Winter Tick or Moose Tick
The winter tick is different than many species of ticks, in that it lives on one host for its entire life. Moose are the most common host for this tick in Maine and they can be severely impacted and even killed by large numbers of ticks feeding on them during the winter. These ticks are found all across North America, but especially in areas where moose are also found. Deer and other animals are usually able to remove these ticks during grooming, but moose are not as successful at grooming themselves and can have over 100,000 ticks on them throughout the winter. The winter tick is not a threat to human health.
For more information on winter tick visit The University of Maine Cooperative Extension or The University of New Hampshire Cooperative Extension.
Cutaneous Fibromas (Warts) in Moose & Deer
Cutaneous Fibromas are most often found in deer, but can be observed in moose as well.

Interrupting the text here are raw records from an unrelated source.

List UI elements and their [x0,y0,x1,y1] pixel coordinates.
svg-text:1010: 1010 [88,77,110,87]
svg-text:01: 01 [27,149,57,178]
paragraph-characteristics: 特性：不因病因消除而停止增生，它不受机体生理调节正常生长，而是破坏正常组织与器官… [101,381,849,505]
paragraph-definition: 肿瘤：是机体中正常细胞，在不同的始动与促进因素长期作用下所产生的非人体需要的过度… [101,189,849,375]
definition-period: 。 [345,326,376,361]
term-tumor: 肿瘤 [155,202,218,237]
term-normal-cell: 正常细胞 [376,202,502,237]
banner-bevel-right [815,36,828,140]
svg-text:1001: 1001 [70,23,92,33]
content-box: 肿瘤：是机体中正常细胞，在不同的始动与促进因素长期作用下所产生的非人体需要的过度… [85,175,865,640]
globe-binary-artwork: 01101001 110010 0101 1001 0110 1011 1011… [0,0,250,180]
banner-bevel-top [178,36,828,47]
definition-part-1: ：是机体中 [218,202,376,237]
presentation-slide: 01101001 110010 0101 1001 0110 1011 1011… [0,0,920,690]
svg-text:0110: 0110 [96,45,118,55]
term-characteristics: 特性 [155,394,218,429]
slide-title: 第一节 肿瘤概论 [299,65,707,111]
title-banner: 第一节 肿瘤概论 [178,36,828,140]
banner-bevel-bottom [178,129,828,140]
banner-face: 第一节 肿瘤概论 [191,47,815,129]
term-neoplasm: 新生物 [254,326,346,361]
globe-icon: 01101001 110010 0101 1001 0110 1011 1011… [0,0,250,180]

They are hard, wart-like growths on the skin. Fibromas are caused by a virus that is transmitted through biting insects. They are completely harmless to both the animal and hunter and are merely skin blemishes. For more information on cutaneous fibromas, click here.
Lungworm in Moose
Lungworm is a common parasite that many different animals deal with. The lungworm species that Maine has now identified in its moose population is actually a tapeworm that spends its adult lifetime in the intestines of "canids" (coyotes, foxes and dogs), and its larval stage in the lungs of moose. Moose pick up the worm when they injest eggs from canid feces. The Maine Department of Inland Fisheries and Wildlife has been working with the University of Maine Animal Health Laboratory to identify the species of lungworm we have in Maine as well as to determine the impact they are having on Maine moose.

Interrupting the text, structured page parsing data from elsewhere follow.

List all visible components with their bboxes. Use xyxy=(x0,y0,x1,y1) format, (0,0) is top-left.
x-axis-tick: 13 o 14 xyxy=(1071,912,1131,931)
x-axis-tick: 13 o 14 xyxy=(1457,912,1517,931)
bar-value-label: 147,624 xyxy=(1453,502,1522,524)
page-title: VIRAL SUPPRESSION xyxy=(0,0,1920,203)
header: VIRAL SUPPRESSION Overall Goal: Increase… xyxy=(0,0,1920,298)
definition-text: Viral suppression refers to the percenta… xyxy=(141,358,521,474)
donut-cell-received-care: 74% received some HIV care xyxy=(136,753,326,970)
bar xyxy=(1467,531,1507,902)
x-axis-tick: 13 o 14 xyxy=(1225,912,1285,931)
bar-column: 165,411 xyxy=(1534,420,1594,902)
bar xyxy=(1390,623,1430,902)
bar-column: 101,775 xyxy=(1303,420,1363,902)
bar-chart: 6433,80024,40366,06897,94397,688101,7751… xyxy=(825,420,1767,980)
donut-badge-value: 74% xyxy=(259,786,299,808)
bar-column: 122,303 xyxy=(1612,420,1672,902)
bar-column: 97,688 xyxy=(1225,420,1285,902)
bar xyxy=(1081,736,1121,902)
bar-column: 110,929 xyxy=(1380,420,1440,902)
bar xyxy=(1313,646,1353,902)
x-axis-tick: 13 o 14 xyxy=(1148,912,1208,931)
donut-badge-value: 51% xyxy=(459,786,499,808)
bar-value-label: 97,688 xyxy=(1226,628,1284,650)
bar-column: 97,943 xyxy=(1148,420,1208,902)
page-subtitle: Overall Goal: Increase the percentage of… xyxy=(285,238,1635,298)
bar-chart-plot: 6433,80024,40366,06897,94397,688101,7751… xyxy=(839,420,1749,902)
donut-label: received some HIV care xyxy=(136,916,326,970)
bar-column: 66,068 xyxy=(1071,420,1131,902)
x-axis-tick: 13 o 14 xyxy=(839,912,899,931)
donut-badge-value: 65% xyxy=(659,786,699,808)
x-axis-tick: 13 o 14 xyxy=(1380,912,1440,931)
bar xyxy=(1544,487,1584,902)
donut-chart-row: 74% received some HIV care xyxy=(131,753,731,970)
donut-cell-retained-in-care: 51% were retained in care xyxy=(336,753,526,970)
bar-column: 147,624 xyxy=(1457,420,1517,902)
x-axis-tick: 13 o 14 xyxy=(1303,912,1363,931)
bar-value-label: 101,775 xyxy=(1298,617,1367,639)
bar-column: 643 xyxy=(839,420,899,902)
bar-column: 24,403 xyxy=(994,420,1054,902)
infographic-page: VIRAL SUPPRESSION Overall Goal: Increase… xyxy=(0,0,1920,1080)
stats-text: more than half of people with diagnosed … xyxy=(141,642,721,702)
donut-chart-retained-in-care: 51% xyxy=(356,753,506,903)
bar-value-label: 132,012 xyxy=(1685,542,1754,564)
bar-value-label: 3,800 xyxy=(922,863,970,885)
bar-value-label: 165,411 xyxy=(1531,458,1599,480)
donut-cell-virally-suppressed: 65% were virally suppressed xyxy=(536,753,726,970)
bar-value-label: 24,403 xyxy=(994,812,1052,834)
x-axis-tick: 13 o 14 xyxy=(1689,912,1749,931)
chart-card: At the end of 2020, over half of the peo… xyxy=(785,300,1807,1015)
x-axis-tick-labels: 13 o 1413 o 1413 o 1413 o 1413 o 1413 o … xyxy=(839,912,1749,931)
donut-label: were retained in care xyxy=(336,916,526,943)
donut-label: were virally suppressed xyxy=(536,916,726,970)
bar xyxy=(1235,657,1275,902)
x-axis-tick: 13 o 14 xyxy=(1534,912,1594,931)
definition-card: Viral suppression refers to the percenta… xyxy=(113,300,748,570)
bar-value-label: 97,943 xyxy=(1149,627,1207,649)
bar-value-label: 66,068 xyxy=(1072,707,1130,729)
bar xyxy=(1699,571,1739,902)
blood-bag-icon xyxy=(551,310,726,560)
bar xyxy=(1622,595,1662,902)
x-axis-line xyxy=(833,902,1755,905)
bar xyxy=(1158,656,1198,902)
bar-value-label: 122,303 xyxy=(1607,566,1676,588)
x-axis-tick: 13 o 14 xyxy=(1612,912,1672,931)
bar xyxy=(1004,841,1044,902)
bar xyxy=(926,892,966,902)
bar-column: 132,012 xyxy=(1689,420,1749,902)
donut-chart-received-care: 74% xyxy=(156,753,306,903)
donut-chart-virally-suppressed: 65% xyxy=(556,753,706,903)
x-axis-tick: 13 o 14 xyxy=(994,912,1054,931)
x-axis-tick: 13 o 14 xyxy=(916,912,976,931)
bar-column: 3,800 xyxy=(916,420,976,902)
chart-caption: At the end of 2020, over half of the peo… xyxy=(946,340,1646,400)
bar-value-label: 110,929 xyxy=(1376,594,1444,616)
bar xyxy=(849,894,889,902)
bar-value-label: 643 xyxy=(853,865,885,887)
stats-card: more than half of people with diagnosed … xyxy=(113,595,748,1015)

For more information on lungworm in moose in Maine click here (53 KB).
Rabies is a wildlife/human disease that is caused by a virus that affects the brain and spinal cord. It is fatal if left untreated. Rabies is found nationwide and is transmitted through contact with spinal cord tissue, brain tissue or saliva. The most common animals infected in Maine are skunks, raccoons, bats and foxes. Bats are one of the most dangerous carriers because they have extremely tiny fangs and a bat bite can go undetected. Treatment should be sought if a person (adult or child) wakes to a bat in the room, alive or dead.
The Penobscot Nation dealt with a number of cases of rabies in foxes and raccoons on Indian Island in 2007 and 2008. Animals in an island setting are more secluded from other populations and the disease can spread quickly. The Department of Natural Resources recommends people DO NOT FEED wild animals and to keep trash securely locked up. Animals gathering and fighting over food can quickly spread a disease like rabies. It is also extremely important to have domestic pets routinely vaccinated against rabies so they do not become carriers as well. The Penobscot Nation Police Department participates in a vaccination clinic once a year where tribal members can get cats and dogs vaccinated at a discounted price.
For more information on rabies, click here (31 KB).
Lyme disease has been around since the 1970's and was first identified in Lyme, Connecticut. The disease is caused by a bacterium and is transmitted to humans through the bite of a deer tick. Deer ticks can be found statewide and Lyme disease has been identified in most of Maine. Symptoms often include the presence of a "bulls-eye" rash that can appear days to weeks after infection. However, a rash does not appear in 100% of cases. Other symptoms include fever, headache, joint and muscle pains, and fatigue immediately after infection. While not fatal, Lyme disease can be extremely debilitating if left untreated or undiagnosed over time. Treatment most often includes high doses of antibiotics given as soon as possible after infection.
Tick numbers and the diseases they carry are spreading nationwide. Several reasons for this include:
- Suburbanization - which brings together people, wildlife and ticks;
- An increase in white-tailed deer;
- Migratory birds that carry ticks to new areas;
- A movement toward the preservation of open space and the replanting of trees; and
- The use of fewer insecticides.
A common misconception is that a cold or snowy winter kills off deer ticks, which is not the case. It has to be extremely cold (~10 F) for an extended period of time to kill off large numbers of ticks. Snow actually acts as insulation for the adult deer ticks as they burrow into leaf litter in the fall. While the adults often die in the spring or early summer months when they run out of energy reserves, the poppy-seed sized nymphs become active at this time, leaving little or no breaks in exposure. Female ticks need a bloodmeal in order to lay their eggs and ticks have been known to survive up to a year without a bloodmeal!
Performing "tick checks" on oneself and children is strongly encouraged after time outside, especially when visiting southern and coastal Maine.